As time progressed this became a bit messy. Not only are there literal duplicates - there are also similar files, i.e. resized and recompressed images. For example from our Signal caches, and images that were piped through a nifty Android app called Send Reduced Pro before publicising them or sharing with friends and family, who don’t need the huge originals.

My plan is to go to the data center and copy both our Nextcloud data directories to a temporary disk, so that I can process them at home more easily, on my Linux desktop computer. I know of a program called fdupes, that will allow me to find exact duplicates.

But how can I find similar pictures, that look the same even though their checksums differ? I would rather not resort to using online tools, I know for example Google supports a ‘similar image’ search, but are there standalone programs that can do this? I’d prefer to keep only the high-res versions.

The end result will be limited to saving pictures in directories - I’m aware that there are (pseudo-)filesystems that support tagging for example, and while those do seem useful, because I will move them back to my Nextcloud instance this isn’t an option for as far as I’m aware. Although it might still be an interesting thing to share, for others who might benefit from such things.

Looking forward to reading your input!


  2. 3

    Hmmm. It’d be sorta neat to implement something that could use decoded RGB data and a locality-sensitive hash to build a duplicate detector.

    1. 1

      Something like this has been on my business ideas list for a few years after I watched a semi-pro photographer struggle to keep track of multiple copies of photos (not even getting into versioning).

    2. 2

      With respect to image signatures/hashes (as others have mentioned), ImageMagick offers this via its identify command:


      Here we display the image texture features, moments, perceptual hash, and the number of unique colors in the image: identify -verbose -features 1 -moments -unique image.png

      I’ve been using it only for strict comparisons though so I’m not sure how it will handle resizes/minor differences =/

      Also, for reference I’m on an older version of ImageMagick and was in a performance tight spot so I had to use the -format variant:

      identify -format '%#' image.png
      # abcdefghash


      %# CALCULATED: ‘signature’ hash of image values

      1. 1

        For checking whether photos are duplicates, you could use something akin to pHash. The technique is called perceptual hashing (see the external links).

        1. 1

          Thanks for the suggestions, everyone! I got a message outside from Lobsters, someone suggested the program “dupeGuru”. That one seems most apt for my usecase (and it does music, too!) but I’ll definitely refer to your suggestions.

          Happy new year. ?

          1. 1

            You might try doing some simple fingerprinting of the images.
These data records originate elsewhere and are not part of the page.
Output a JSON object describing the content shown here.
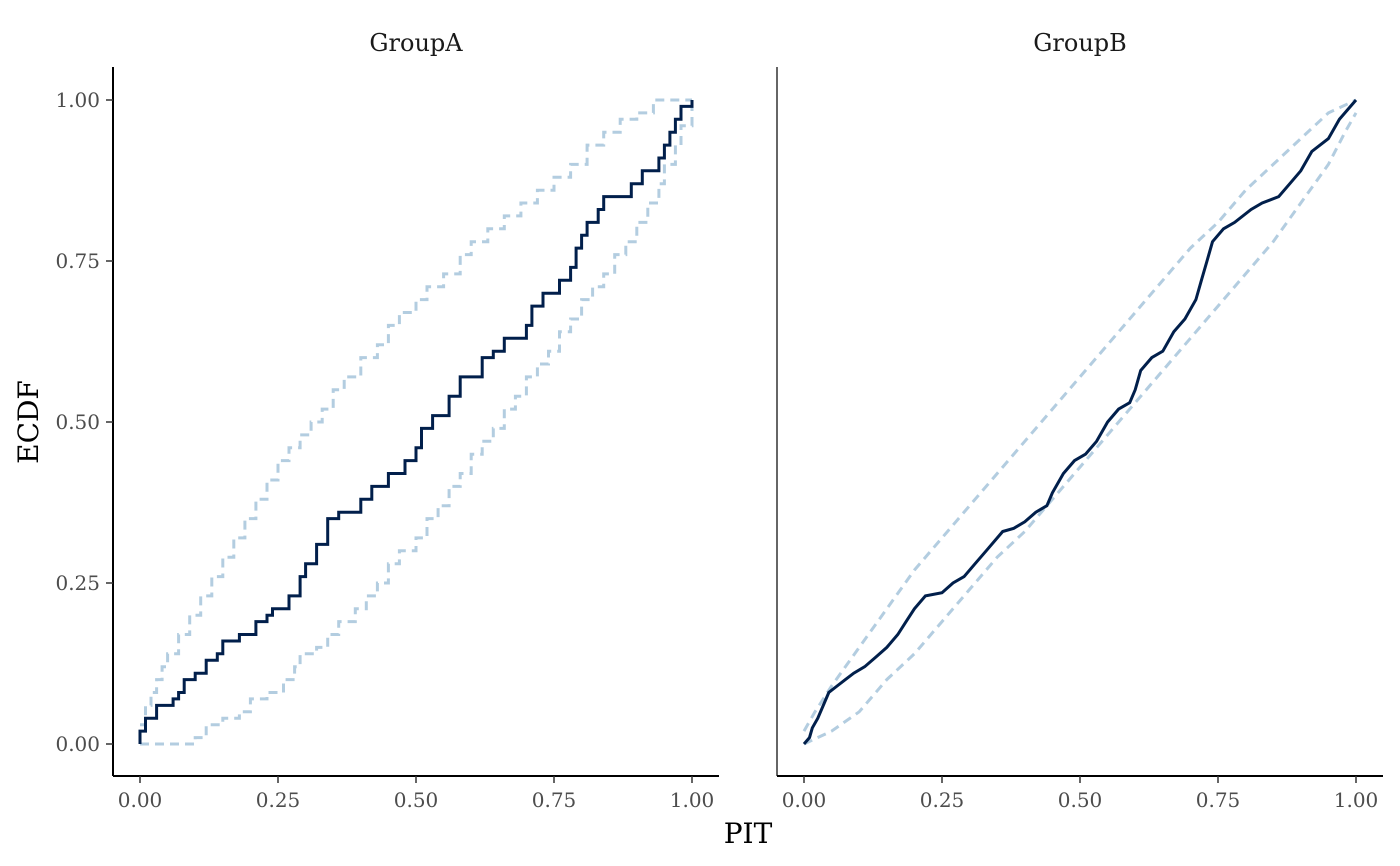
{
  "chart_data": {
    "type": "line",
    "xlabel": "PIT",
    "ylabel": "ECDF",
    "xlim": [
      0,
      1
    ],
    "ylim": [
      0,
      1
    ],
    "x_ticks": [
      "0.00",
      "0.25",
      "0.50",
      "0.75",
      "1.00"
    ],
    "y_ticks": [
      "0.00",
      "0.25",
      "0.50",
      "0.75",
      "1.00"
    ],
    "colors": {
      "ecdf": "#011f4b",
      "band": "#b3cde0"
    },
    "panels": [
      {
        "title": "GroupA",
        "series": [
          {
            "name": "ECDF",
            "step": true,
            "points": [
              [
                0,
                0
              ],
              [
                0,
                0.02
              ],
              [
                0.01,
                0.04
              ],
              [
                0.03,
                0.06
              ],
              [
                0.06,
                0.07
              ],
              [
                0.07,
                0.08
              ],
              [
                0.08,
                0.1
              ],
              [
                0.1,
                0.11
              ],
              [
                0.12,
                0.13
              ],
              [
                0.14,
                0.14
              ],
              [
                0.15,
                0.16
              ],
              [
                0.18,
                0.17
              ],
              [
                0.21,
                0.19
              ],
              [
                0.23,
                0.2
              ],
              [
                0.24,
                0.21
              ],
              [
                0.27,
                0.23
              ],
              [
                0.29,
                0.26
              ],
              [
                0.3,
                0.28
              ],
              [
                0.32,
                0.31
              ],
              [
                0.34,
                0.35
              ],
              [
                0.36,
                0.36
              ],
              [
                0.4,
                0.38
              ],
              [
                0.42,
                0.4
              ],
              [
                0.45,
                0.42
              ],
              [
                0.48,
                0.44
              ],
              [
                0.5,
                0.46
              ],
              [
                0.51,
                0.49
              ],
              [
                0.53,
                0.51
              ],
              [
                0.56,
                0.54
              ],
              [
                0.58,
                0.57
              ],
              [
                0.62,
                0.6
              ],
              [
                0.64,
                0.61
              ],
              [
                0.66,
                0.63
              ],
              [
                0.7,
                0.65
              ],
              [
                0.71,
                0.68
              ],
              [
                0.73,
                0.7
              ],
              [
                0.76,
                0.72
              ],
              [
                0.78,
                0.74
              ],
              [
                0.79,
                0.77
              ],
              [
                0.8,
                0.79
              ],
              [
                0.81,
                0.81
              ],
              [
                0.83,
                0.83
              ],
              [
                0.84,
                0.85
              ],
              [
                0.89,
                0.87
              ],
              [
                0.91,
                0.89
              ],
              [
                0.94,
                0.91
              ],
              [
                0.95,
                0.93
              ],
              [
                0.96,
                0.95
              ],
              [
                0.97,
                0.97
              ],
              [
                0.98,
                0.99
              ],
              [
                1,
                1
              ]
            ]
          },
          {
            "name": "upper",
            "step": true,
            "points": [
              [
                0,
                0.03
              ],
              [
                0.01,
                0.06
              ],
              [
                0.02,
                0.08
              ],
              [
                0.03,
                0.1
              ],
              [
                0.04,
                0.12
              ],
              [
                0.05,
                0.14
              ],
              [
                0.07,
                0.17
              ],
              [
                0.09,
                0.2
              ],
              [
                0.11,
                0.23
              ],
              [
                0.13,
                0.26
              ],
              [
                0.15,
                0.29
              ],
              [
                0.17,
                0.32
              ],
              [
                0.19,
                0.35
              ],
              [
                0.21,
                0.38
              ],
              [
                0.23,
                0.41
              ],
              [
                0.25,
                0.44
              ],
              [
                0.27,
                0.46
              ],
              [
                0.29,
                0.48
              ],
              [
                0.31,
                0.5
              ],
              [
                0.33,
                0.52
              ],
              [
                0.35,
                0.55
              ],
              [
                0.37,
                0.57
              ],
              [
                0.4,
                0.6
              ],
              [
                0.43,
                0.62
              ],
              [
                0.45,
                0.65
              ],
              [
                0.47,
                0.67
              ],
              [
                0.5,
                0.69
              ],
              [
                0.52,
                0.71
              ],
              [
                0.55,
                0.73
              ],
              [
                0.58,
                0.76
              ],
              [
                0.6,
                0.78
              ],
              [
                0.63,
                0.8
              ],
              [
                0.66,
                0.82
              ],
              [
                0.69,
                0.84
              ],
              [
                0.72,
                0.86
              ],
              [
                0.75,
                0.88
              ],
              [
                0.78,
                0.9
              ],
              [
                0.81,
                0.93
              ],
              [
                0.84,
                0.95
              ],
              [
                0.87,
                0.97
              ],
              [
                0.9,
                0.98
              ],
              [
                0.93,
                1
              ],
              [
                1,
                1
              ]
            ]
          },
          {
            "name": "lower",
            "step": true,
            "points": [
              [
                0,
                0
              ],
              [
                0.07,
                0
              ],
              [
                0.1,
                0.01
              ],
              [
                0.12,
                0.03
              ],
              [
                0.15,
                0.04
              ],
              [
                0.18,
                0.05
              ],
              [
                0.2,
                0.07
              ],
              [
                0.23,
                0.08
              ],
              [
                0.26,
                0.1
              ],
              [
                0.28,
                0.12
              ],
              [
                0.29,
                0.14
              ],
              [
                0.32,
                0.15
              ],
              [
                0.34,
                0.17
              ],
              [
                0.36,
                0.19
              ],
              [
                0.39,
                0.21
              ],
              [
                0.41,
                0.23
              ],
              [
                0.43,
                0.25
              ],
              [
                0.45,
                0.28
              ],
              [
                0.47,
                0.3
              ],
              [
                0.5,
                0.32
              ],
              [
                0.52,
                0.35
              ],
              [
                0.54,
                0.37
              ],
              [
                0.56,
                0.4
              ],
              [
                0.58,
                0.42
              ],
              [
                0.6,
                0.45
              ],
              [
                0.62,
                0.47
              ],
              [
                0.64,
                0.49
              ],
              [
                0.66,
                0.52
              ],
              [
                0.68,
                0.54
              ],
              [
                0.7,
                0.57
              ],
              [
                0.72,
                0.59
              ],
              [
                0.74,
                0.61
              ],
              [
                0.76,
                0.64
              ],
              [
                0.78,
                0.66
              ],
              [
                0.8,
                0.69
              ],
              [
                0.82,
                0.71
              ],
              [
                0.84,
                0.73
              ],
              [
                0.86,
                0.76
              ],
              [
                0.88,
                0.78
              ],
              [
                0.9,
                0.81
              ],
              [
                0.92,
                0.84
              ],
              [
                0.94,
                0.87
              ],
              [
                0.95,
                0.9
              ],
              [
                0.97,
                0.93
              ],
              [
                0.98,
                0.96
              ],
              [
                1,
                0.99
              ]
            ]
          }
        ]
      },
      {
        "title": "GroupB",
        "series": [
          {
            "name": "ECDF",
            "step": false,
            "points": [
              [
                0,
                0
              ],
              [
                0.01,
                0.01
              ],
              [
                0.015,
                0.025
              ],
              [
                0.025,
                0.04
              ],
              [
                0.035,
                0.06
              ],
              [
                0.045,
                0.08
              ],
              [
                0.06,
                0.09
              ],
              [
                0.075,
                0.1
              ],
              [
                0.09,
                0.11
              ],
              [
                0.11,
                0.12
              ],
              [
                0.13,
                0.135
              ],
              [
                0.15,
                0.15
              ],
              [
                0.17,
                0.17
              ],
              [
                0.185,
                0.19
              ],
              [
                0.2,
                0.21
              ],
              [
                0.22,
                0.23
              ],
              [
                0.25,
                0.235
              ],
              [
                0.27,
                0.25
              ],
              [
                0.29,
                0.26
              ],
              [
                0.31,
                0.28
              ],
              [
                0.33,
                0.3
              ],
              [
                0.36,
                0.33
              ],
              [
                0.38,
                0.335
              ],
              [
                0.4,
                0.345
              ],
              [
                0.42,
                0.36
              ],
              [
                0.44,
                0.37
              ],
              [
                0.45,
                0.39
              ],
              [
                0.47,
                0.42
              ],
              [
                0.49,
                0.44
              ],
              [
                0.51,
                0.45
              ],
              [
                0.53,
                0.47
              ],
              [
                0.55,
                0.5
              ],
              [
                0.57,
                0.52
              ],
              [
                0.59,
                0.53
              ],
              [
                0.6,
                0.55
              ],
              [
                0.61,
                0.58
              ],
              [
                0.63,
                0.6
              ],
              [
                0.65,
                0.61
              ],
              [
                0.67,
                0.64
              ],
              [
                0.69,
                0.66
              ],
              [
                0.71,
                0.69
              ],
              [
                0.72,
                0.72
              ],
              [
                0.73,
                0.75
              ],
              [
                0.74,
                0.78
              ],
              [
                0.76,
                0.8
              ],
              [
                0.78,
                0.81
              ],
              [
                0.81,
                0.83
              ],
              [
                0.83,
                0.84
              ],
              [
                0.86,
                0.85
              ],
              [
                0.88,
                0.87
              ],
              [
                0.9,
                0.89
              ],
              [
                0.92,
                0.92
              ],
              [
                0.95,
                0.94
              ],
              [
                0.97,
                0.97
              ],
              [
                0.99,
                0.99
              ],
              [
                1,
                1
              ]
            ]
          },
          {
            "name": "upper",
            "step": false,
            "points": [
              [
                0,
                0.02
              ],
              [
                0.02,
                0.05
              ],
              [
                0.05,
                0.09
              ],
              [
                0.1,
                0.15
              ],
              [
                0.15,
                0.21
              ],
              [
                0.2,
                0.27
              ],
              [
                0.25,
                0.32
              ],
              [
                0.3,
                0.37
              ],
              [
                0.35,
                0.42
              ],
              [
                0.4,
                0.47
              ],
              [
                0.45,
                0.52
              ],
              [
                0.5,
                0.57
              ],
              [
                0.55,
                0.62
              ],
              [
                0.6,
                0.67
              ],
              [
                0.65,
                0.72
              ],
              [
                0.7,
                0.77
              ],
              [
                0.75,
                0.81
              ],
              [
                0.8,
                0.86
              ],
              [
                0.85,
                0.9
              ],
              [
                0.9,
                0.94
              ],
              [
                0.95,
                0.98
              ],
              [
                1,
                1
              ]
            ]
          },
          {
            "name": "lower",
            "step": false,
            "points": [
              [
                0,
                0
              ],
              [
                0.05,
                0.02
              ],
              [
                0.1,
                0.05
              ],
              [
                0.15,
                0.1
              ],
              [
                0.2,
                0.14
              ],
              [
                0.25,
                0.19
              ],
              [
                0.3,
                0.24
              ],
              [
                0.35,
                0.29
              ],
              [
                0.4,
                0.33
              ],
              [
                0.45,
                0.38
              ],
              [
                0.5,
                0.43
              ],
              [
                0.55,
                0.48
              ],
              [
                0.6,
                0.53
              ],
              [
                0.65,
                0.58
              ],
              [
                0.7,
                0.63
              ],
              [
                0.75,
                0.68
              ],
              [
                0.8,
                0.73
              ],
              [
                0.85,
                0.78
              ],
              [
                0.9,
                0.84
              ],
              [
                0.95,
                0.9
              ],
              [
                0.98,
                0.95
              ],
              [
                1,
                0.98
              ]
            ]
          }
        ]
      }
    ]
  }
}
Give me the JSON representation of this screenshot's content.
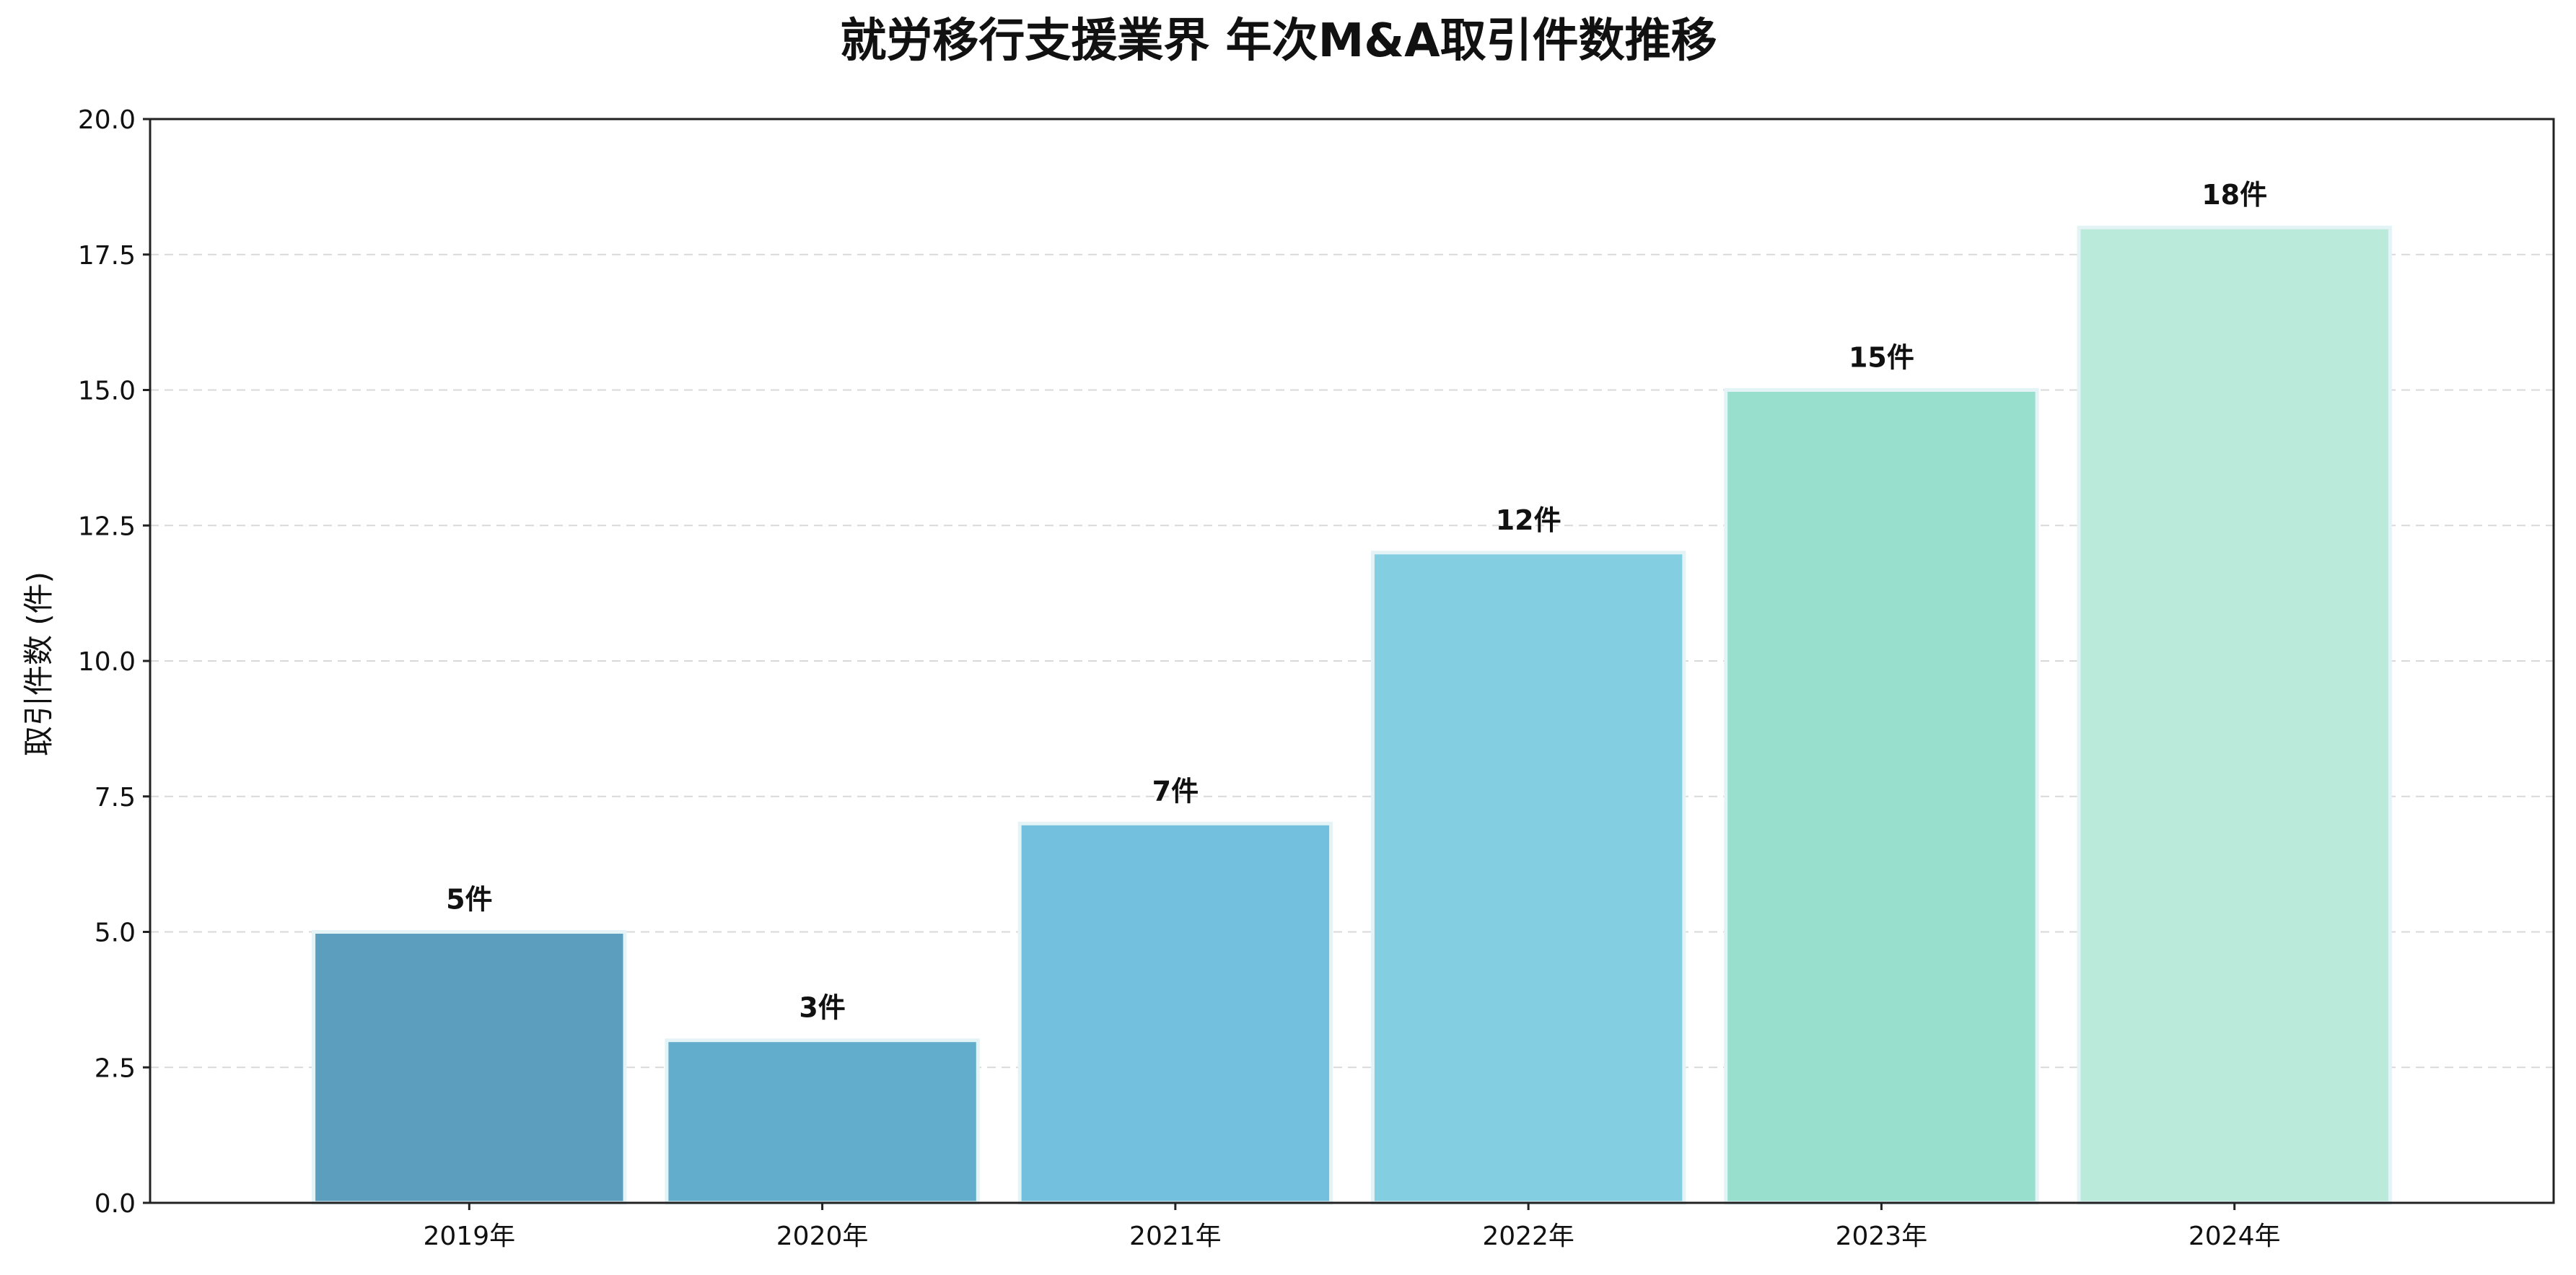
{
  "chart_data": {
    "type": "bar",
    "title": "就労移行支援業界 年次M&A取引件数推移",
    "xlabel": "",
    "ylabel": "取引件数 (件)",
    "categories": [
      "2019年",
      "2020年",
      "2021年",
      "2022年",
      "2023年",
      "2024年"
    ],
    "values": [
      5,
      3,
      7,
      12,
      15,
      18
    ],
    "data_labels": [
      "5件",
      "3件",
      "7件",
      "12件",
      "15件",
      "18件"
    ],
    "ylim": [
      0,
      20
    ],
    "yticks": [
      0,
      2.5,
      5,
      7.5,
      10,
      12.5,
      15,
      17.5,
      20
    ],
    "ytick_labels": [
      "0.0",
      "2.5",
      "5.0",
      "7.5",
      "10.0",
      "12.5",
      "15.0",
      "17.5",
      "20.0"
    ],
    "grid": "horizontal dashed",
    "bar_colors": [
      "#5b9ebd",
      "#62adcb",
      "#73c0de",
      "#84cee1",
      "#98dfcd",
      "#baeada"
    ],
    "bar_edge_color": "#e4f3f6"
  }
}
You’re probably going to need a little Python and OpenCV, but you’ll be okay. You want to run this as a batch job, right?

            Some other approaches are discussed here.

            If you want, come swing by the Lobsters IRC around 1600 central tomorrow and maybe we can poke at it together.

            1. 1

              Hey, that’s cool, thanks for the tip and the invite. I’m on daddy duty again, which resumed today after two weeks of vacation. And I’m in the Netherlands, so 1600 central is a bit too late for me. But because it’s on IRC we can use it as a slow chat. So I’ll pop in tomorrow and ping you there. Nice!

            2. 1

              Do not try “Duplicate Photos Fixer Pro” by Systweak software. Discounted to less than £1 I thought it worth trying, but it didn’t even work in the slightest. I spent some time trying to make it work, but it couldn’t find more than a handful of duplicates (which were not even remotely similar) in my 30k+ list of photos, but didn’t find any near duplicates among the 12k+ nearly identical baby photos I took as a new parent. (Hint: there are many. Sleeping newborn babies don’t move much, and when you take 300 photos of them in a five-minute window, you get a lot of near-duplicate photos.)